In participants with typical development, as previously described (Vinçon-Leite et al. 2020), whole brain voxel-by-voxel analyses showed a significant positive correlation between the number of fixations to the eyes and FA in localized WM tracts (P < 0.05, TFCE-corrected). This significant correlation was found within two main clusters (cluster 1: 15,399 voxels, location of the maximum intensity voxel at x = − 35, y = − 50, z = 31, P = 0.017; cluster 2: 186 voxels, maximum intensity voxel at x = 36, y = − 47, z = 26, P = 0.045) (Fig. 2c). Anatomically distinct WM pathways were identifiable in these two principal clusters mainly encompassing: the superior longitudinal fasciculus and its temporal part localized nearby cortical temporo-parietal junction bilaterally, the corpus callosum (forceps major), and right and left anterior thalamic radiations and the left corticospinal tract (Fig. 2c, see Supplementary Material Tables S2 and S5). TD participants who looked more to the eyes of characters during visualization of social movies are those who had significantly higher FA values in these circumscribed WM tracts (b = 9.0e-04, t(20) = 8.4, P = 5.77e-08, regression) (Fig. 2d). We did not find any significant negative correlation between FA values and the number of fixations to the eyes.

Whole brain voxel-by-voxel analyses showed a significant interaction between group and number of fixations to the eyes (P < 0.01, TFCE, unc), localized in three main clusters (cluster 1: 1,198 voxels, maximum intensity voxel at x = 22, y = −13, z = −26, P = 0.007; cluster 2, 431 voxels, maximum intensity voxel at x = 48, y = 3, z = 10, P = 0.008, cluster 3; 286 voxels, maximum intensity voxel at x = 37, y = 14, z = 40, P = 0.008) (Fig. 2e). Anatomically distinct WM pathways were identifiable in these clusters mainly encompassing the anterior temporal portion of the right inferior longitudinal fasciculus (Fig. 2e, see Supplementary Data Tables S3 and S6). Participants with ASD who looked more to the eyes of characters during passive visualization of social movies are those with higher FA values within these WM clusters whereas in TD participants FA values remain stable independently of number of fixations to the eyes (F(1,43) = 50.9 P = 8.24e-09) (Fig. 2f).

Additional results regarding radial diffusivity and mean diffusivity are presented as supplementary material.

Discussion

To the best of our knowledge, this is the first study that investigated interindividual variability in gaze behavior in children and adolescents with ASD, and its association with brain WM microstructure integrity.

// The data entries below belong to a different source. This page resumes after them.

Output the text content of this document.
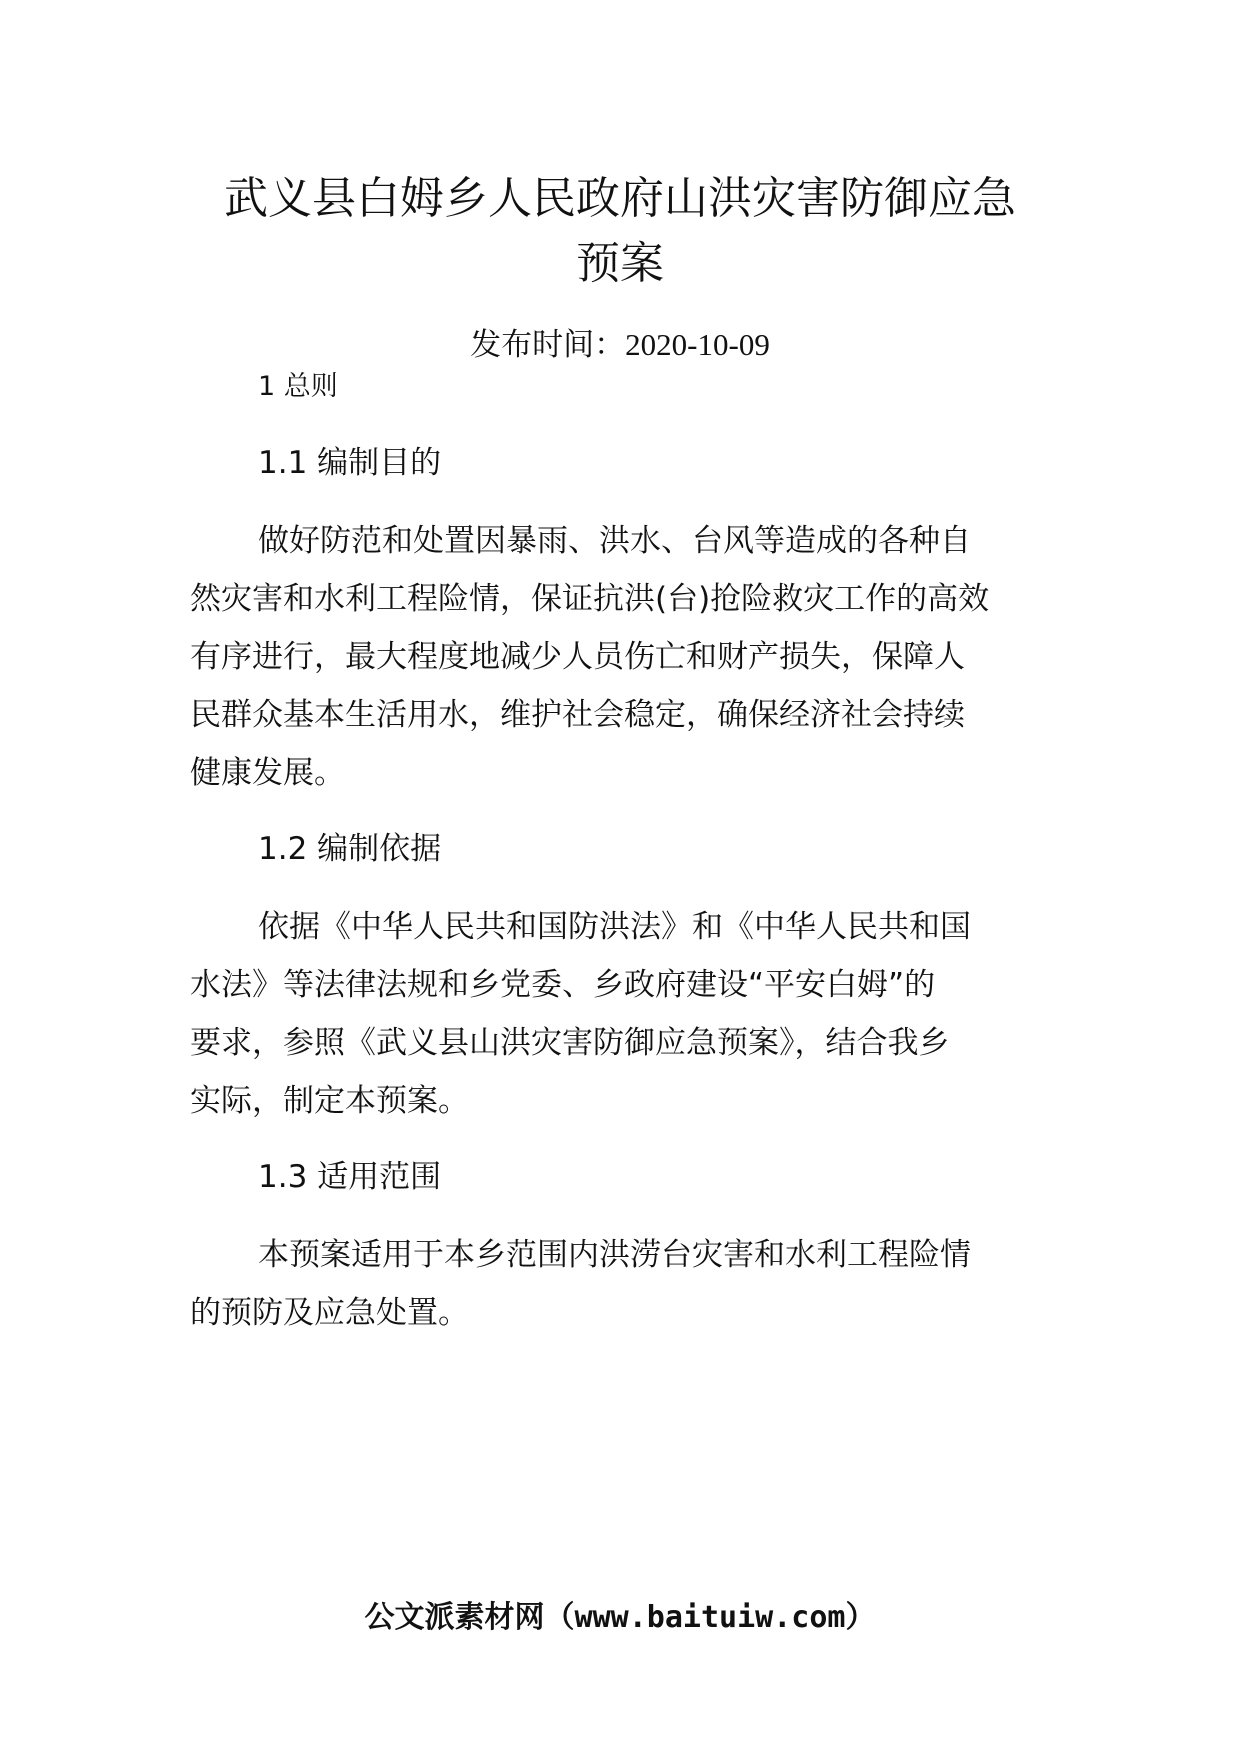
武义县白姆乡人民政府山洪灾害防御应急
预案
发布时间：2020-10-09
1 总则
1.1 编制目的
做好防范和处置因暴雨、洪水、台风等造成的各种自
然灾害和水利工程险情，保证抗洪(台)抢险救灾工作的高效
有序进行，最大程度地减少人员伤亡和财产损失，保障人
民群众基本生活用水，维护社会稳定，确保经济社会持续
健康发展。
1.2 编制依据
依据《中华人民共和国防洪法》和《中华人民共和国
水法》等法律法规和乡党委、乡政府建设“平安白姆”的
要求，参照《武义县山洪灾害防御应急预案》，结合我乡
实际，制定本预案。
1.3 适用范围
本预案适用于本乡范围内洪涝台灾害和水利工程险情
的预防及应急处置。
公文派素材网（www.baituiw.com）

Firstly, confirming our hypothesis, the results obtained with eye-tracking allowed to describe a continuous distribution in interindividual variability in social perception in children and adolescents with ASD. In addition, whole brain analysis showed a significant positive correlation between FA and number of fixations to the eyes of characters mainly in tracts connecting cortical area implicated in social cognition processes, namely the social brain network. Importantly, better performance in social perception in children with ASD was associated with higher FA values in a supplementary region compared with TD controls, mainly localized in the right temporal pole.

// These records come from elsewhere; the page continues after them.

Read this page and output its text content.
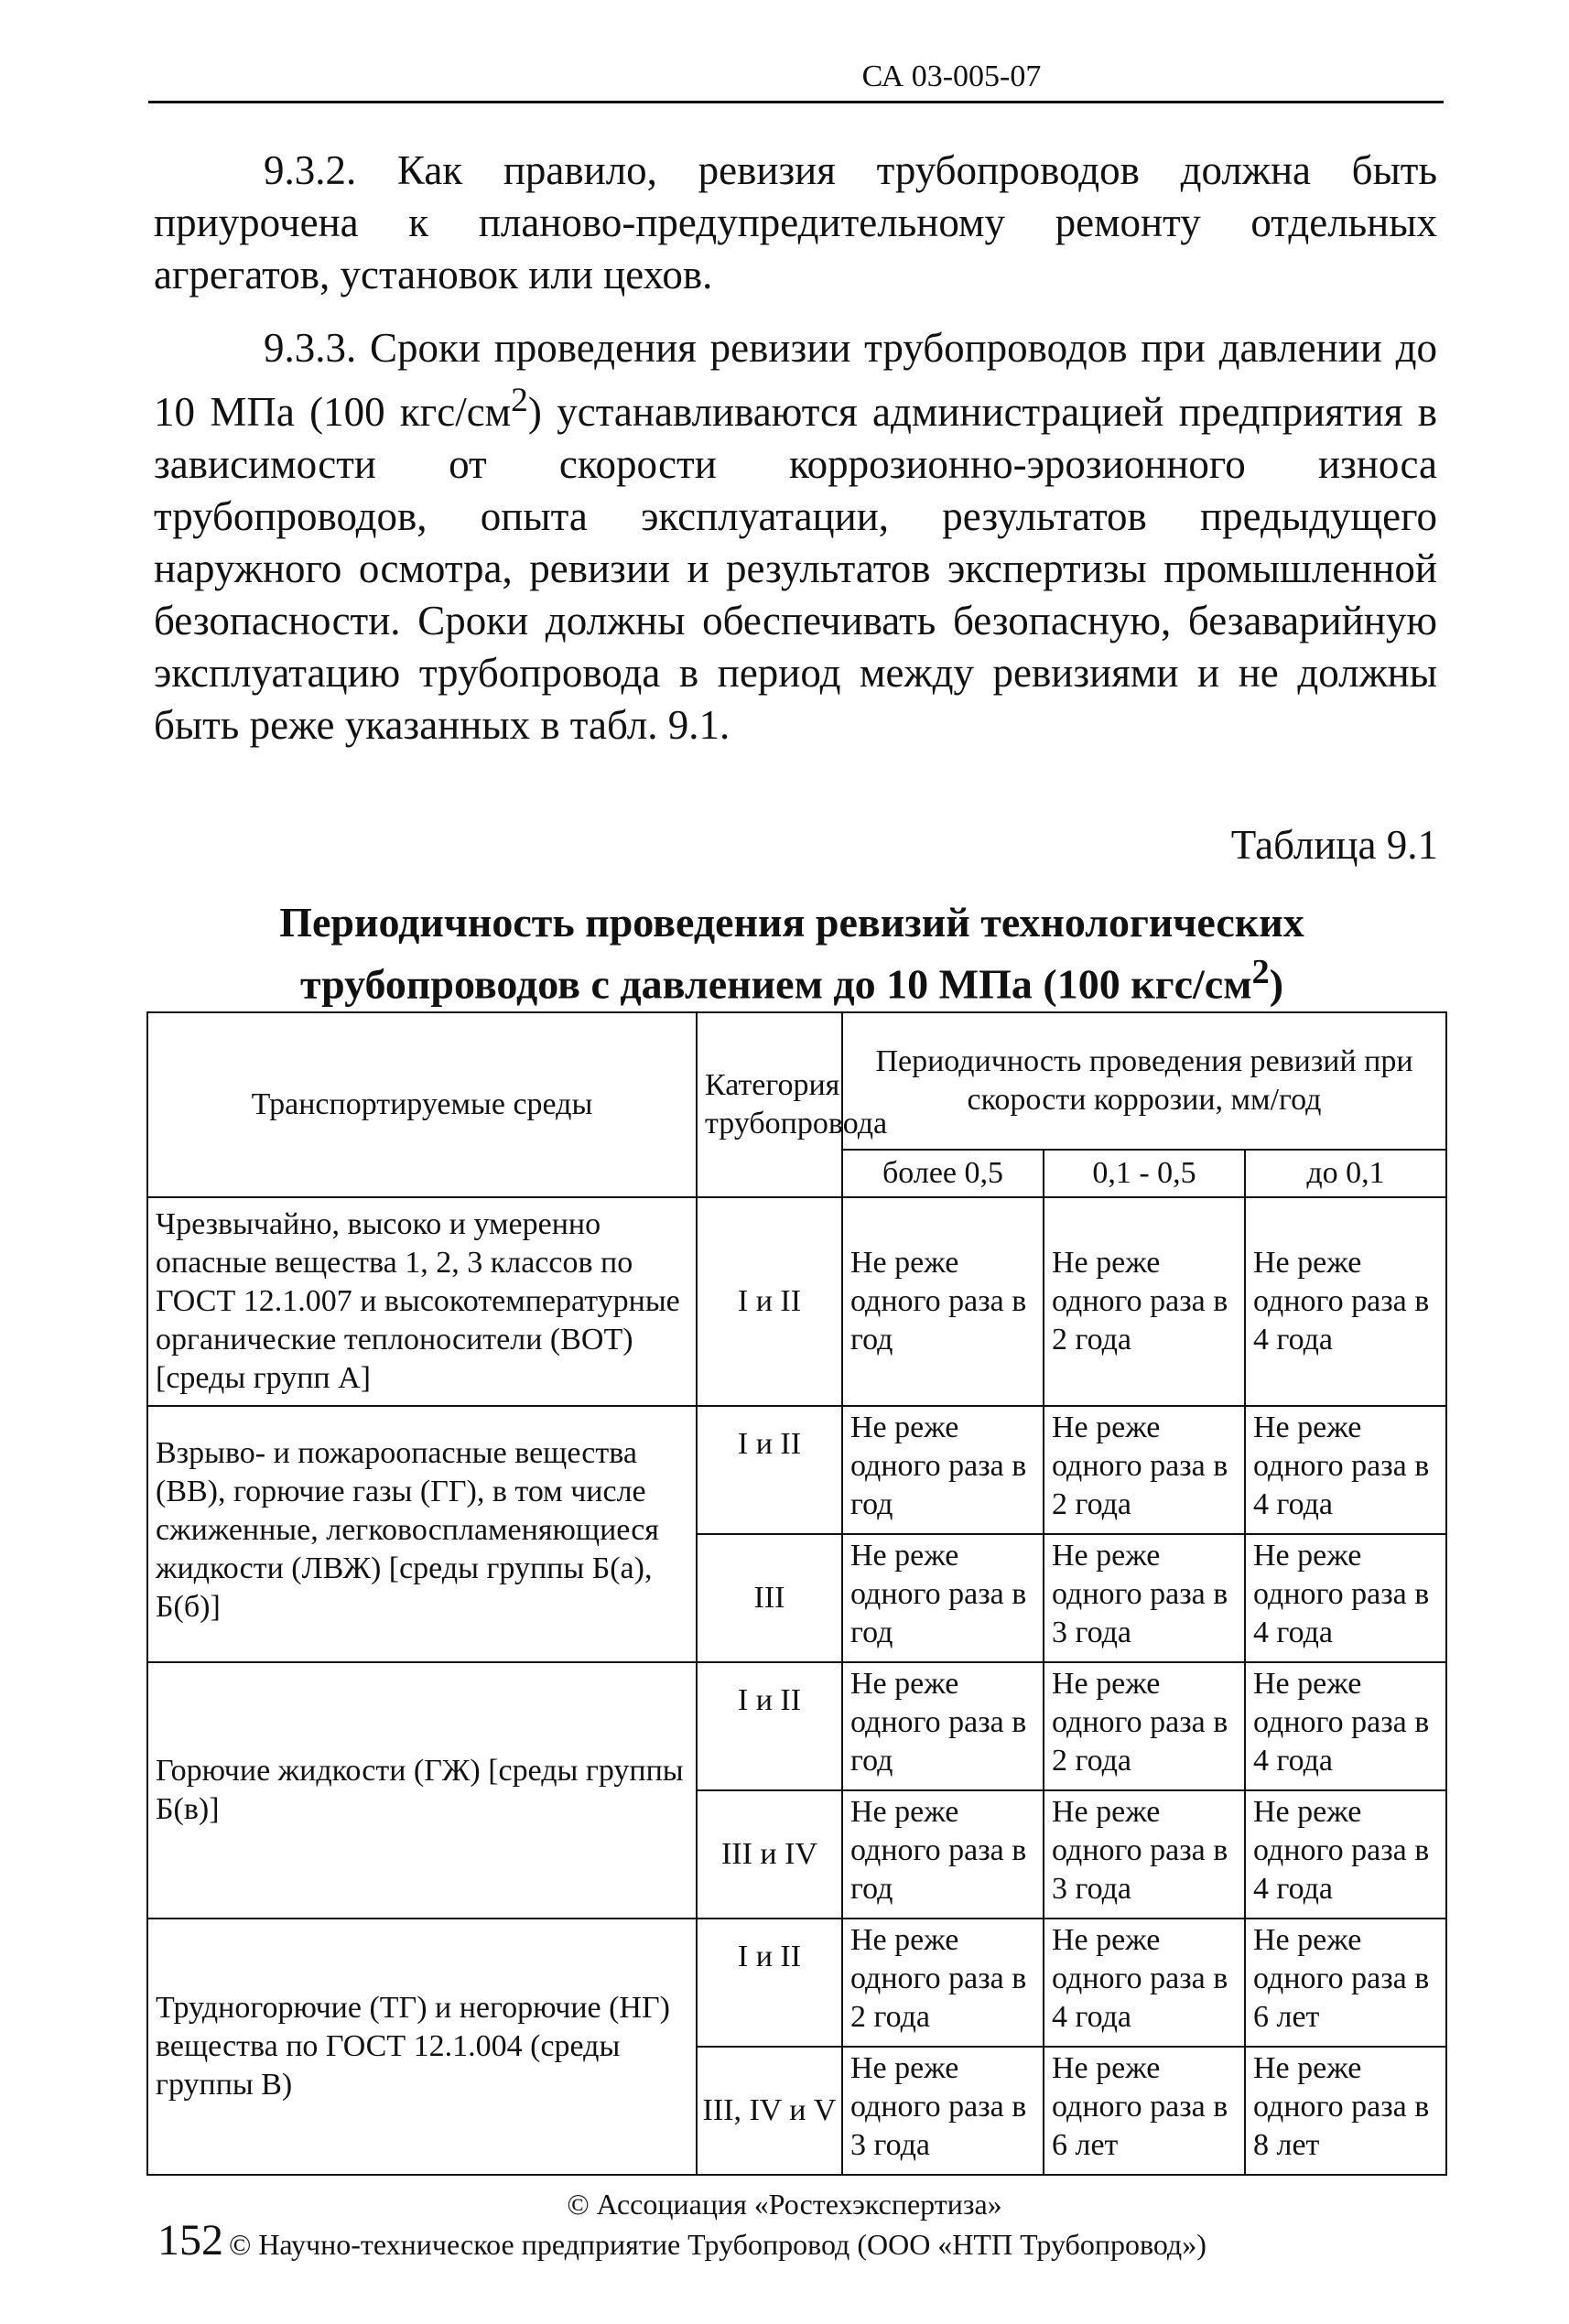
СА 03-005-07

9.3.2. Как правило, ревизия трубопроводов должна быть приурочена к планово-предупредительному ремонту отдельных агрегатов, установок или цехов.

9.3.3. Сроки проведения ревизии трубопроводов при давлении до 10 МПа (100 кгс/$см^2$) устанавливаются администрацией предприятия в зависимости от скорости коррозионно-эрозионного износа трубопроводов, опыта эксплуатации, результатов предыдущего наружного осмотра, ревизии и результатов экспертизы промышленной безопасности. Сроки должны обеспечивать безопасную, безаварийную эксплуатацию трубопровода в период между ревизиями и не должны быть реже указанных в табл. 9.1.

Таблица 9.1

Периодичность проведения ревизий технологических трубопроводов с давлением до 10 МПа (100 кгс/$см^2$)

Транспортируемые среды	Категория трубопровода	Периодичность проведения ревизий при скорости коррозии, мм/год		
		более 0,5	0,1 - 0,5	до 0,1
Чрезвычайно, высоко и умеренно опасные вещества 1, 2, 3 классов по ГОСТ 12.1.007 и высокотемпературные органические теплоносители (ВОТ) [среды групп А]	I и II	Не реже одного раза в год	Не реже одного раза в 2 года	Не реже одного раза в 4 года
Взрыво- и пожароопасные вещества (ВВ), горючие газы (ГГ), в том числе сжиженные, легковоспламеняющиеся жидкости (ЛВЖ) [среды группы Б(а), Б(б)]	I и II	Не реже одного раза в год	Не реже одного раза в 2 года	Не реже одного раза в 4 года
	III	Не реже одного раза в год	Не реже одного раза в 3 года	Не реже одного раза в 4 года
Горючие жидкости (ГЖ) [среды группы Б(в)]	I и II	Не реже одного раза в год	Не реже одного раза в 2 года	Не реже одного раза в 4 года
	III и IV	Не реже одного раза в год	Не реже одного раза в 3 года	Не реже одного раза в 4 года
Трудногорючие (ТГ) и негорючие (НГ) вещества по ГОСТ 12.1.004 (среды группы В)	I и II	Не реже одного раза в 2 года	Не реже одного раза в 4 года	Не реже одного раза в 6 лет
	III, IV и V	Не реже одного раза в 3 года	Не реже одного раза в 6 лет	Не реже одного раза в 8 лет
© Ассоциация «Ростехэкспертиза»
152 © Научно-техническое предприятие Трубопровод (ООО «НТП Трубопровод»)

In this study, a classical group analysis comparing eye-tracking data from children with ASD and TD children showed a lack of preference for the eyes in ASD. Furthermore, exploring the eye-tracking data using a dimensional approach allowed to describe a large interindividual variability in social perception in children with ASD. During visualization of social scenes, some children with ASD look more to the eyes of characters while others look less. Importantly, this interindividual variability followed a normal distribution indicating a spectrum of social perception deficits, which is in agreement with the concept of “spectrum” in ASD. Within this same perspective, we have also described interindividual variability in social perception in typical development. Our results showed that, when viewing social scenes, some individuals look more to the eyes of characters while others look less, all remaining within a spectrum of typical social functioning. Even though the distribution of eye-tracking data followed a similar pattern in both groups, the horizontal displacement of the curbs illustrates the deficits that can be observed in ASD (Fig. 1).

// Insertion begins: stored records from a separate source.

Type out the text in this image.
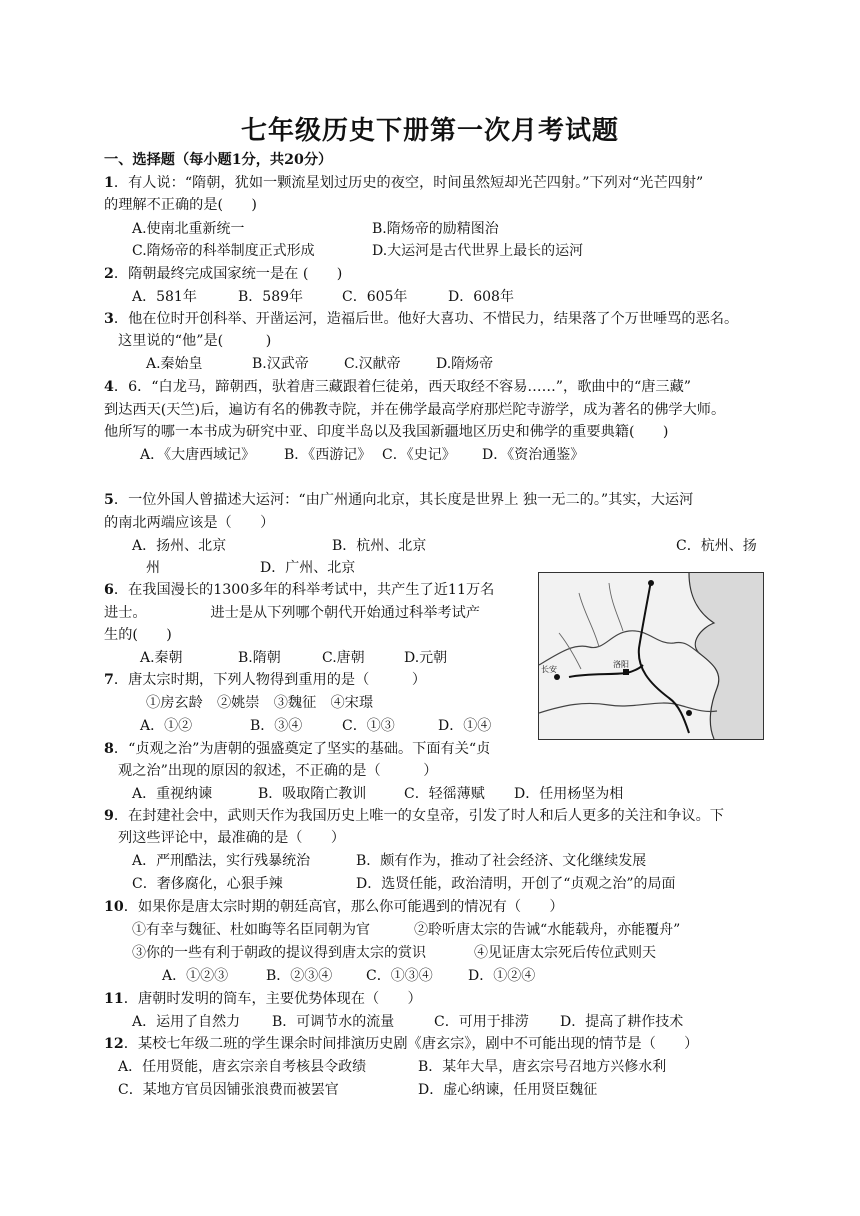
七年级历史下册第一次月考试题
一、选择题（每小题1分，共20分）
1．有人说：“隋朝，犹如一颗流星划过历史的夜空，时间虽然短却光芒四射。”下列对“光芒四射”
的理解不正确的是(　　)
A.使南北重新统一	B.隋炀帝的励精图治
C.隋炀帝的科举制度正式形成	D.大运河是古代世界上最长的运河
2．隋朝最终完成国家统一是在 (　　)
A．581年	B．589年	C．605年	D．608年
3．他在位时开创科举、开凿运河，造福后世。他好大喜功、不惜民力，结果落了个万世唾骂的恶名。
这里说的“他”是(　　　)
A.秦始皇	B.汉武帝	C.汉献帝	D.隋炀帝
4．6．“白龙马，蹄朝西，驮着唐三藏跟着仨徒弟，西天取经不容易……”，歌曲中的“唐三藏”
到达西天(天竺)后，遍访有名的佛教寺院，并在佛学最高学府那烂陀寺游学，成为著名的佛学大师。
他所写的哪一本书成为研究中亚、印度半岛以及我国新疆地区历史和佛学的重要典籍(　　)
A．《大唐西域记》 B．《西游记》 C．《史记》 D．《资治通鉴》
5．一位外国人曾描述大运河：“由广州通向北京，其长度是世界上 独一无二的。”其实，大运河
的南北两端应该是（　　）
A．扬州、北京	B．杭州、北京	C．杭州、扬
州	D．广州、北京
6．在我国漫长的1300多年的科举考试中，共产生了近11万名
进士。　　　　　进士是从下列哪个朝代开始通过科举考试产
生的(　　)
A.秦朝	B.隋朝	C.唐朝	D.元朝
长安
洛阳
7．唐太宗时期，下列人物得到重用的是（　　　）
①房玄龄　②姚崇　③魏征　④宋璟
A．①②	B．③④	C．①③	D．①④
8．“贞观之治”为唐朝的强盛奠定了坚实的基础。下面有关“贞
观之治”出现的原因的叙述，不正确的是（　　　）
A．重视纳谏	B．吸取隋亡教训	C．轻徭薄赋 D．任用杨坚为相
9．在封建社会中，武则天作为我国历史上唯一的女皇帝，引发了时人和后人更多的关注和争议。下
列这些评论中，最准确的是（　　）
A．严刑酷法，实行残暴统治	B．颇有作为，推动了社会经济、文化继续发展
C．奢侈腐化，心狠手辣	D．选贤任能，政治清明，开创了“贞观之治”的局面
10．如果你是唐太宗时期的朝廷高官，那么你可能遇到的情况有（　　）
①有幸与魏征、杜如晦等名臣同朝为官	②聆听唐太宗的告诫“水能载舟，亦能覆舟”
③你的一些有利于朝政的提议得到唐太宗的赏识	④见证唐太宗死后传位武则天
A．①②③	B．②③④ C．①③④	D．①②④
11．唐朝时发明的筒车，主要优势体现在（　　）
A．运用了自然力 B．可调节水的流量	C．可用于排涝 D．提高了耕作技术
12．某校七年级二班的学生课余时间排演历史剧《唐玄宗》，剧中不可能出现的情节是（　　）
A．任用贤能，唐玄宗亲自考核县令政绩	B．某年大旱，唐玄宗号召地方兴修水利
C．某地方官员因铺张浪费而被罢官	D．虚心纳谏，任用贤臣魏征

Abnormalities in gaze behavior toward socially relevant information in ASD have been extensively investigated over the last 20 years using eye-tracking techniques. A large number of studies have showed an atypical gaze pattern, characterized by a lack of preference for socially relevant information, in children and adults with ASD (Papagiannopoulou et al. 2014; Chita-Tegmark 2016, for review). More recently, eye-tracking has emerged as a potential biomarker for autism. Studies have shown that abnormal gaze pattern toward socially relevant stimuli in early childhood could predict later ASD diagnosis (Bacon et al. 2020). Recent results have also shown that eye-tracking data could help to better characterize the heterogeneity in ASD, allowing to identify subgroups, in a categorical approach (Wen et al. 2022). Within the same perspective, using a dimensional approach, our results provide complementary information by describing a spectrum of social perception deficits.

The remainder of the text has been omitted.